Statistical planning for a neutron lifetime experiment using magnetically trapped neutrons

At the NIST Cold Neutron Research Facility, a two-stage experiment will be repeated many times. During the first stage of each run cycle, ultracold neutrons will be produced and confined in a magnetic trap filled with superfluid 4He. Ultracold neutrons will result when cold (8.9 إ) neutrons undergo inelastic scattering in the superfluid helium. After filling the trap to a desired level, decay events will be recorded as a function of time. Detection is possible because the charged particles created by neutron decay generate detectable scintillations in the helium. In addition to neutron decay events, background events will be recorded. I model the background as a stationary Poisson process. By Monte Carlo methods, I study the performance of two nonlinear algorithms for estimating the mean lifetime of the neutron. In one method, the event time data are summarized as a histogram where the bin widths vary. I select the time endpoints of the bins so that the expected number of counts per bin contributed by the decay process is approximately constant. In the second method, the lifetime is estimated from the complete sequence of event times. The histogram method yields a less variable estimate than does the complete data estimation method. The allocation of time between the fill and decay stages affects the precision of the estimate.

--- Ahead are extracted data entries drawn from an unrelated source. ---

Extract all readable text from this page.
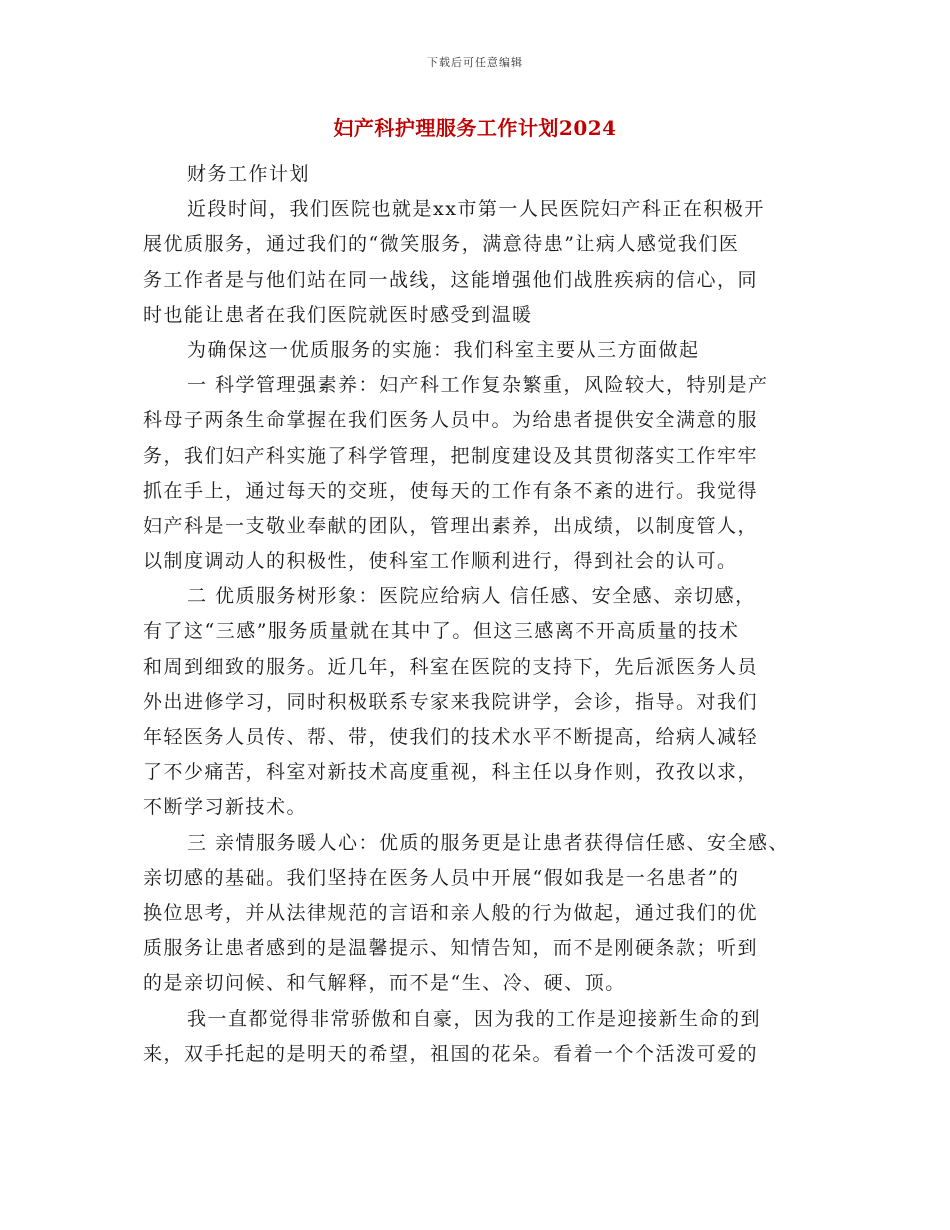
下载后可任意编辑
妇产科护理服务工作计划2024
财务工作计划
近段时间，我们医院也就是xx市第一人民医院妇产科正在积极开
展优质服务，通过我们的“微笑服务，满意待患”让病人感觉我们医
务工作者是与他们站在同一战线，这能增强他们战胜疾病的信心，同
时也能让患者在我们医院就医时感受到温暖
为确保这一优质服务的实施：我们科室主要从三方面做起
一 科学管理强素养：妇产科工作复杂繁重，风险较大，特别是产
科母子两条生命掌握在我们医务人员中。为给患者提供安全满意的服
务，我们妇产科实施了科学管理，把制度建设及其贯彻落实工作牢牢
抓在手上，通过每天的交班，使每天的工作有条不紊的进行。我觉得
妇产科是一支敬业奉献的团队，管理出素养，出成绩，以制度管人，
以制度调动人的积极性，使科室工作顺利进行，得到社会的认可。
二 优质服务树形象：医院应给病人 信任感、安全感、亲切感，
有了这“三感”服务质量就在其中了。但这三感离不开高质量的技术
和周到细致的服务。近几年，科室在医院的支持下，先后派医务人员
外出进修学习，同时积极联系专家来我院讲学，会诊，指导。对我们
年轻医务人员传、帮、带，使我们的技术水平不断提高，给病人减轻
了不少痛苦，科室对新技术高度重视，科主任以身作则，孜孜以求，
不断学习新技术。
三 亲情服务暖人心：优质的服务更是让患者获得信任感、安全感、
亲切感的基础。我们坚持在医务人员中开展“假如我是一名患者”的
换位思考，并从法律规范的言语和亲人般的行为做起，通过我们的优
质服务让患者感到的是温馨提示、知情告知，而不是刚硬条款；听到
的是亲切问候、和气解释，而不是“生、冷、硬、顶。
我一直都觉得非常骄傲和自豪，因为我的工作是迎接新生命的到
来，双手托起的是明天的希望，祖国的花朵。看着一个个活泼可爱的
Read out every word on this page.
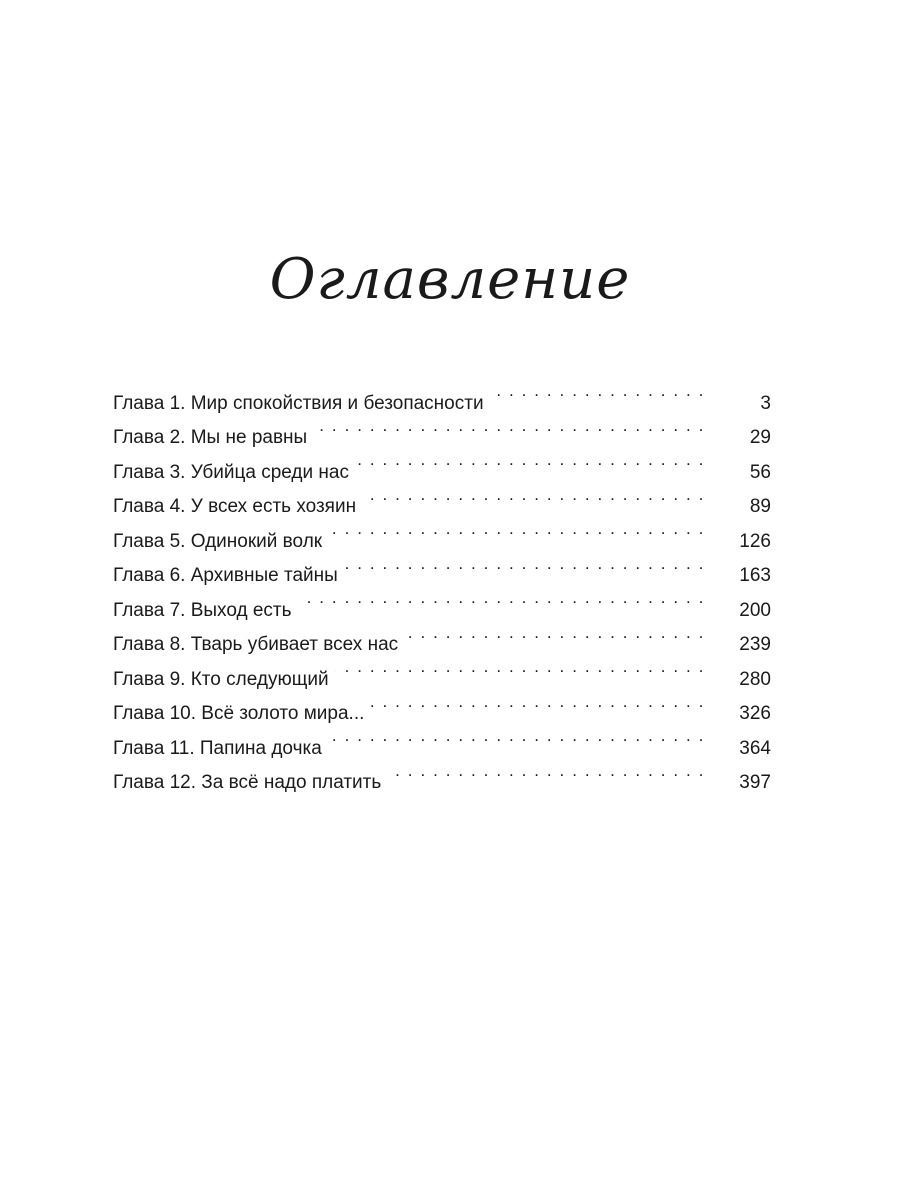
Оглавление
Глава 1. Мир спокойствия и безопасности . . .	3
Глава 2. Мы не равны . . .	29
Глава 3. Убийца среди нас . . .	56
Глава 4. У всех есть хозяин . . .	89
Глава 5. Одинокий волк . . .	126
Глава 6. Архивные тайны . . .	163
Глава 7. Выход есть . . .	200
Глава 8. Тварь убивает всех нас . . .	239
Глава 9. Кто следующий . . .	280
Глава 10. Всё золото мира... . . .	326
Глава 11. Папина дочка . . .	364
Глава 12. За всё надо платить . . .	397
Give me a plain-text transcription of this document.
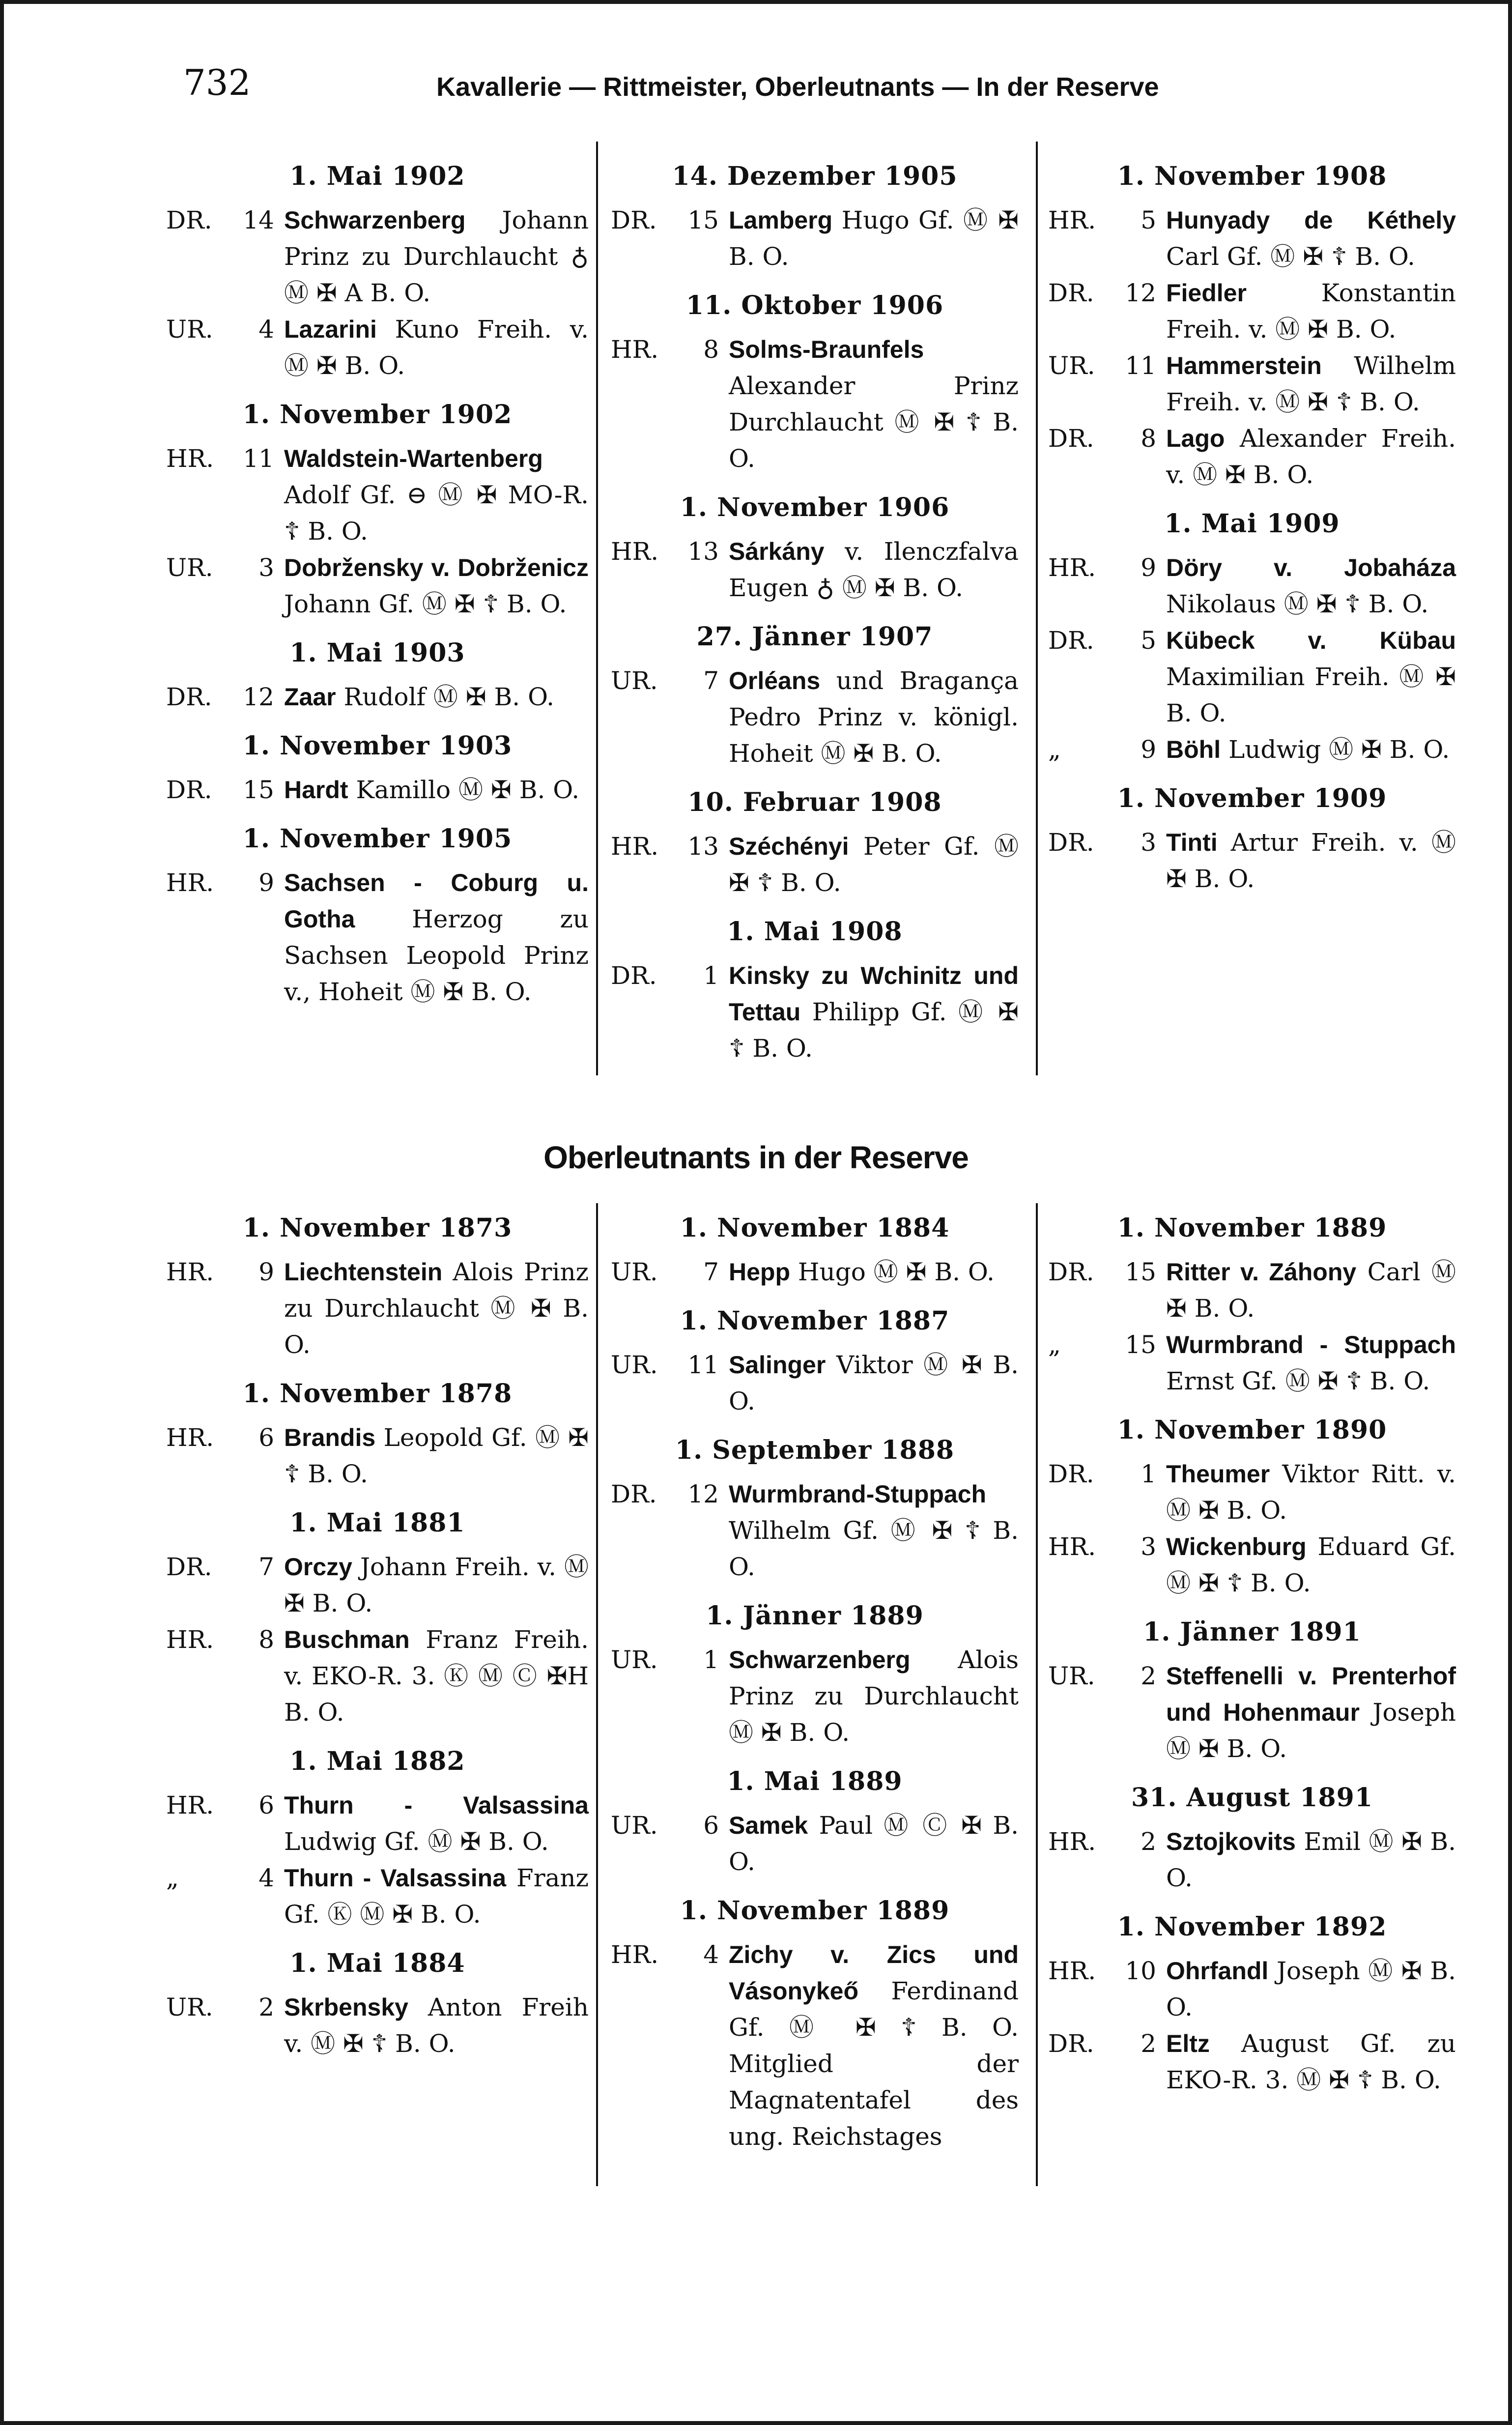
732	Kavallerie — Rittmeister, Oberleutnants — In der Reserve
1. Mai 1902
DR.	14 Schwarzenberg Johann Prinz zu Durchlaucht ♁ Ⓜ ✠ A B. O.
UR.	4 Lazarini Kuno Freih. v. Ⓜ ✠ B. O.
1. November 1902
HR.	11 Waldstein-Wartenberg Adolf Gf. ⊖ Ⓜ ✠ MO-R. ☦ B. O.
UR.	3 Dobržensky v. Dobrženicz Johann Gf. Ⓜ ✠ ☦ B. O.
1. Mai 1903
DR.	12 Zaar Rudolf Ⓜ ✠ B. O.
1. November 1903
DR.	15 Hardt Kamillo Ⓜ ✠ B. O.
1. November 1905
HR.	9 Sachsen - Coburg u. Gotha Herzog zu Sachsen Leopold Prinz v., Hoheit Ⓜ ✠ B. O.
14. Dezember 1905
DR.	15 Lamberg Hugo Gf. Ⓜ ✠ B. O.
11. Oktober 1906
HR.	8 Solms-Braunfels Alexander Prinz Durchlaucht Ⓜ ✠ ☦ B. O.
1. November 1906
HR.	13 Sárkány v. Ilenczfalva Eugen ♁ Ⓜ ✠ B. O.
27. Jänner 1907
UR.	7 Orléans und Bragança Pedro Prinz v. königl. Hoheit Ⓜ ✠ B. O.
10. Februar 1908
HR.	13 Széchényi Peter Gf. Ⓜ ✠ ☦ B. O.
1. Mai 1908
DR.	1 Kinsky zu Wchinitz und Tettau Philipp Gf. Ⓜ ✠ ☦ B. O.
1. November 1908
HR.	5 Hunyady de Kéthely Carl Gf. Ⓜ ✠ ☦ B. O.
DR.	12 Fiedler	Konstantin Freih. v. Ⓜ ✠ B. O.
UR.	11 Hammerstein Wilhelm Freih. v. Ⓜ ✠ ☦ B. O.
DR.	8 Lago Alexander Freih. v. Ⓜ ✠ B. O.
1. Mai 1909
HR.	9 Döry v. Jobaháza Nikolaus Ⓜ ✠ ☦ B. O.
DR.	5 Kübeck v. Kübau Maximilian Freih. Ⓜ ✠ B. O.
„	9 Böhl Ludwig Ⓜ ✠ B. O.
1. November 1909
DR.	3 Tinti Artur Freih. v. Ⓜ ✠ B. O.
Oberleutnants in der Reserve
1. November 1873
HR.	9 Liechtenstein Alois Prinz zu Durchlaucht Ⓜ ✠ B. O.
1. November 1878
HR.	6 Brandis Leopold Gf. Ⓜ ✠ ☦ B. O.
1. Mai 1881
DR.	7 Orczy Johann Freih. v. Ⓜ ✠ B. O.
HR.	8 Buschman Franz Freih. v. EKO-R. 3. Ⓚ Ⓜ Ⓒ ✠H B. O.
1. Mai 1882
HR.	6 Thurn - Valsassina Ludwig Gf. Ⓜ ✠ B. O.
„	4 Thurn - Valsassina Franz Gf. Ⓚ Ⓜ ✠ B. O.
1. Mai 1884
UR.	2 Skrbensky Anton Freih v. Ⓜ ✠ ☦ B. O.
1. November 1884
UR.	7 Hepp Hugo Ⓜ ✠ B. O.
1. November 1887
UR.	11 Salinger Viktor Ⓜ ✠ B. O.
1. September 1888
DR.	12 Wurmbrand-Stuppach Wilhelm Gf. Ⓜ ✠ ☦ B. O.
1. Jänner 1889
UR.	1 Schwarzenberg Alois Prinz zu Durchlaucht Ⓜ ✠ B. O.
1. Mai 1889
UR.	6 Samek Paul Ⓜ Ⓒ ✠ B. O.
1. November 1889
HR.	4 Zichy v. Zics und Vásonykeő Ferdinand Gf. Ⓜ ✠ ☦ B. O. Mitglied der Magnatentafel des ung. Reichstages
1. November 1889
DR.	15 Ritter v. Záhony Carl Ⓜ ✠ B. O.
„	15 Wurmbrand - Stuppach Ernst Gf. Ⓜ ✠ ☦ B. O.
1. November 1890
DR.	1 Theumer Viktor Ritt. v. Ⓜ ✠ B. O.
HR.	3 Wickenburg Eduard Gf. Ⓜ ✠ ☦ B. O.
1. Jänner 1891
UR.	2 Steffenelli v. Prenterhof und Hohenmaur Joseph Ⓜ ✠ B. O.
31. August 1891
HR.	2 Sztojkovits Emil Ⓜ ✠ B. O.
1. November 1892
HR.	10 Ohrfandl Joseph Ⓜ ✠ B. O.
DR.	2 Eltz August Gf. zu EKO-R. 3. Ⓜ ✠ ☦ B. O.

To get the optimal time allocation, I minimize the asymptotic variance of the estimated mean lifetime (estimated from the pooled histogram data from all cycles) given knowledge of the rate at which neutrons enter the trap and parameters which characterize the background. The mean lifetime estimate is biased. I observe bias reduction when estimating the lifetime from data pooled from many cycles (rather than averaging estimates from each of the cycles).